A new ruling of the Ontario Court of Appeal shows that the judge and justice of the peace who presided over his retrial and second appeal also made errors in applying the law, which, unlike Morillo, they are expected to know.
So despite his inexpert litigating, Morillo appears to have come out on top. No less an authority than the Court of Appeal for Ontario has now quietly urged prosecutors to let this one speeding ticket slide.
The prosecutor might consider whether the
interests of justice are served by subjecting the
appellant to a third trial-
“The appeal is allowed, the conviction quashed, and a new trial ordered,” Justice David Watt wrote for the three-judge panel in a Sept. 11 decision. “In the circumstances, the prosecutor might consider whether the interests of justice are served by subjecting the appellant to a third trial on a speeding ticket.”

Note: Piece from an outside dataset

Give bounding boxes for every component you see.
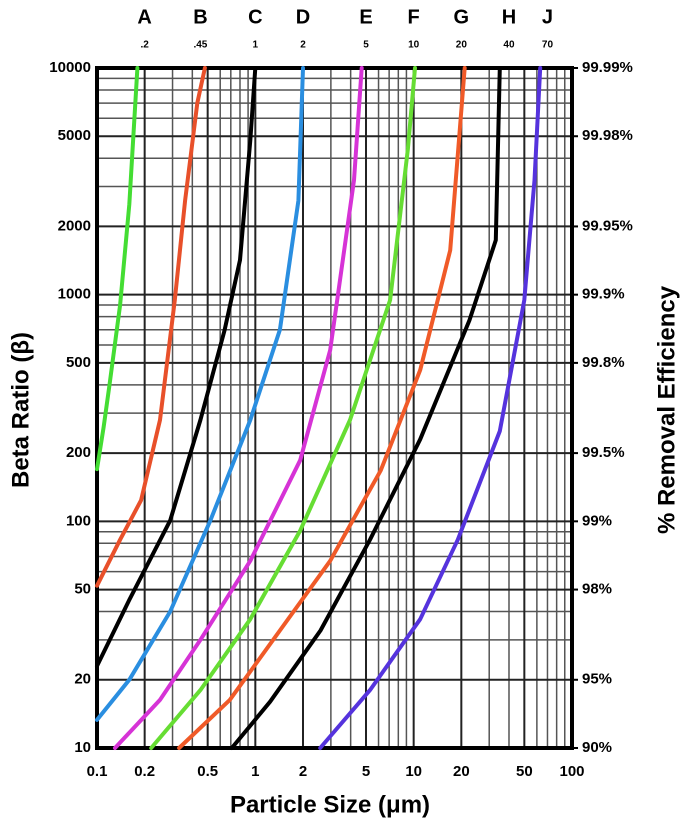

Reached Wednesday, Morillo declined to be interviewed until the case was formally closed. He said he has not had any formal notification since the ruling, but he expects the case is over. It has been more than four years since he was ticketed based on an officer’s radar reading.
The effect of Morillo’s failure to deny under oath what he was accused of doing was not obvious until it came time to argue whether the charge of driving at 107km/h in a 70 zone had been proved. Arguing that it had not, Morillo claimed he had looked at his speedometer that day on Highway 2 near Clarington, Ont. This novel claim caused the justice of the peace to interrupt.
The trouble was that you cannot introduce new evidence during submissions. This was a brand new claim that went to the heart of the case. So the justice asked whether Morillo had ever made this claim of consulting his speedometer in his own testimony.
“Not in so many words,” he acknowledged.
It was not the only mistake. For example, Morillo ran afoul of the foundational rule of evidence known as Browne v. Dunn, according to which you have to put a discrepancy to a witness if you intend to use it in argument. You cannot simply spring it on the court. Morillo also required frequent assistance from the trial justice, verging on coaching, on how to properly phrase questions to the witness officer.
“This is the last time I’m going to phrase your questions for you because you should be catching on by now,” the trial justice said.